While mourning the loss of a trusted practitioner, My Lovely Wife and I recognize that we’re among the more fortunate of our geezer counterparts across the country. Gainfully employed and in reasonably good health, we may eventually seek out another provider; for millions of other folks, though, COVID-19 has seriously disrupted access to healthcare.

A recent survey found that three out of four Americans have postponed or canceled doctor appointments, shifted to online consultations, stockpiled prescriptions, or rationed medications as a result of the pandemic. Part of the mindset change comes from the understandable fear of contracting the virus in a doctor’s office and public-health orders limiting elective medical procedures, but it’s also a product of the historic economic downturn. For the multitudes out of work and uninsured, a clinic visit is simply unaffordable.

The results of the April poll, published last week by a GoodRx research team, showed that 65 percent of respondents canceled or rescheduled a doctor appointment due to COVID-19 and 27 percent opted for a virtual consultation. Slightly more than half of those surveyed reported concerns about accessing medication. And, as you might expect, it’s low-income workers who have been hit the hardest: Those earning less than $20,000 a year comprised just 16 percent of the respondents but accounted for 28 percent of those who had lost their healthcare coverage.

“Within two months, the coronavirus pandemic has upended the way many Americans access, use, and pay for healthcare,” GoodRx health economist Amanda Nguyen, PhD, writes. “These disruptions to healthcare use, medication supply, and insurance coverage will likely have a lasting effect on patient health and the healthcare system at large.”

An earlier survey conducted by the Kaiser Family Foundation reported that about a third of those respondents who had delayed seeking healthcare since the pandemic struck planned to wait more than three months before considering a visit to their doctor — or simply continue to put it off.

Writing in the New York Times, Reed Abelson describes the conundrum Thomas Chapman faced after he was laid off from his job as a sales director.

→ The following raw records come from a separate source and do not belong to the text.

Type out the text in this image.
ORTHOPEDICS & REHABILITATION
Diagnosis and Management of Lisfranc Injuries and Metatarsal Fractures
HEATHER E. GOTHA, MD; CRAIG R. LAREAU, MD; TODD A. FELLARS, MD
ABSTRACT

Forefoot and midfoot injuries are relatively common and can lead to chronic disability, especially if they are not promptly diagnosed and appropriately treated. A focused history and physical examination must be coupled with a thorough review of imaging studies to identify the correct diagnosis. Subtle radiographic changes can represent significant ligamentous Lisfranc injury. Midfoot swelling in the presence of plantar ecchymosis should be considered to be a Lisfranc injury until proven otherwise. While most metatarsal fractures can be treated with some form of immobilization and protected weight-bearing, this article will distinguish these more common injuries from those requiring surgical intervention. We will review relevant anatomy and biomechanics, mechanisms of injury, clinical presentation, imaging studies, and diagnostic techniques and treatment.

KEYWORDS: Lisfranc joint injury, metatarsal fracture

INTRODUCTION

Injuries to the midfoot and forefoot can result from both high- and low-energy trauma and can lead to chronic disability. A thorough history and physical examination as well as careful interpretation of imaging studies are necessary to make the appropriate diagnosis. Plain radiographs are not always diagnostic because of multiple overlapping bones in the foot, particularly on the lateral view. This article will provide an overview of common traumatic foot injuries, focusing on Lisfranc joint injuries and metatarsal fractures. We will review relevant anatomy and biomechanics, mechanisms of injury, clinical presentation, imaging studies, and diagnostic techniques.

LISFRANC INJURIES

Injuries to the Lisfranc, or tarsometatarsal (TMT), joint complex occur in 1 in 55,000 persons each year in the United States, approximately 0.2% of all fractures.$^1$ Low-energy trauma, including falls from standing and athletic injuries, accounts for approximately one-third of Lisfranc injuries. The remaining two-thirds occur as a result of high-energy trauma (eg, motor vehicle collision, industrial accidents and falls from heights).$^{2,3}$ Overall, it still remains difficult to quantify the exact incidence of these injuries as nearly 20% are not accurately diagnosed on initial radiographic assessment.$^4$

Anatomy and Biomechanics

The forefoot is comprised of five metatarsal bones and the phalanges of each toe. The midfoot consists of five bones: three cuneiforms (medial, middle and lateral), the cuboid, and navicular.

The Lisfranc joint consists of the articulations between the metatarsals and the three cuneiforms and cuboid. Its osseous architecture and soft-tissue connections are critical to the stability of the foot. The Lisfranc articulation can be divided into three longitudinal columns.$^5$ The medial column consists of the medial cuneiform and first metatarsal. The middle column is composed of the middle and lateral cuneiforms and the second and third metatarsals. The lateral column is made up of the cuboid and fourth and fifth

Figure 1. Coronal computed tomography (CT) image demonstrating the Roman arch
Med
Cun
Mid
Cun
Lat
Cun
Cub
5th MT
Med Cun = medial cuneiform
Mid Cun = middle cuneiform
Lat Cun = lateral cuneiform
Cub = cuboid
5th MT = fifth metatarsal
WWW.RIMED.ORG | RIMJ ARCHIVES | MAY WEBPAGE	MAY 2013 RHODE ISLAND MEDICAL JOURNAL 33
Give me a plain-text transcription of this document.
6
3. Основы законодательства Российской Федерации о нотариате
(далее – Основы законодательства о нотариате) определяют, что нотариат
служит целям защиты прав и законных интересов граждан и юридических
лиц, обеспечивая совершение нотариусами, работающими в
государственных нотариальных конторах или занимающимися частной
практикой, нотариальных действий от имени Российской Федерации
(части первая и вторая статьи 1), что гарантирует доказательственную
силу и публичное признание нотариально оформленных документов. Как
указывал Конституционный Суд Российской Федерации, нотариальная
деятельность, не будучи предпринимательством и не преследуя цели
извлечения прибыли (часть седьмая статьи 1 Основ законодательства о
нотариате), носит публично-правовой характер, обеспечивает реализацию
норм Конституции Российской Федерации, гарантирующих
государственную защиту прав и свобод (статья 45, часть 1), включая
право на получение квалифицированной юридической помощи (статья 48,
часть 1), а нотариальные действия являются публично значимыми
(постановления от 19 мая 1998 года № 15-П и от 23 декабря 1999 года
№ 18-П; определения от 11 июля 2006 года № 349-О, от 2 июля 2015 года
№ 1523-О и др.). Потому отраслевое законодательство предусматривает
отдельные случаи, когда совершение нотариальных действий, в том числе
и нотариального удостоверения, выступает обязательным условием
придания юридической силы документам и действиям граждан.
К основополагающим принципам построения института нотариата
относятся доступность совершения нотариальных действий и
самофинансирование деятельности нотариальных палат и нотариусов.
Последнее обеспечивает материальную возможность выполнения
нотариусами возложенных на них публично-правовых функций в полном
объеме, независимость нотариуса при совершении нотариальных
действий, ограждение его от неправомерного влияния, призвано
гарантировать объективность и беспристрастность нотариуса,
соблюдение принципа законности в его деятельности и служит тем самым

Though he suffers from hypertension and diabetes, the 64-year-old Chapman chose not to refill his prescriptions for two months. “I stopped taking everything when I just couldn’t pay anymore,” he says.

With his legs swelling and lethargy setting in, Chapman finally asked his doctor and pharmacist about less expensive alternatives, but without insurance his options are limited until he qualifies for Medicare.

In hard-hit areas like New York City, the trend to delay care became clear early on. People suffering from acute conditions, including heart attacks and serious fractures, simply refused to travel to the ER. “It was as if they disappeared, but they didn’t disappear,” Jack Choueka, chair of orthopedics at Maimonides Medical Center in Brooklyn, tells Abelson. “People were dying [at] home; they just weren’t coming into the hospital.”

I certainly understand the impulse to avoid hospitals — and doctor’s offices. Long before the pandemic struck, MLW and I stayed clear of the medical-pharmaceutical complex, despite my Medicare coverage and my employer’s generous healthcare plan. So, unlike so many of our elderly cohort, we’ll muddle through this moment without having to face any harsh repercussions. We won’t be visiting our “doctor” anymore, but we’ll continue to do what we can to remain upright and ambulatory. With any luck, we — and those facing more challenges than us — will get to the other side of the pandemic more or less intact.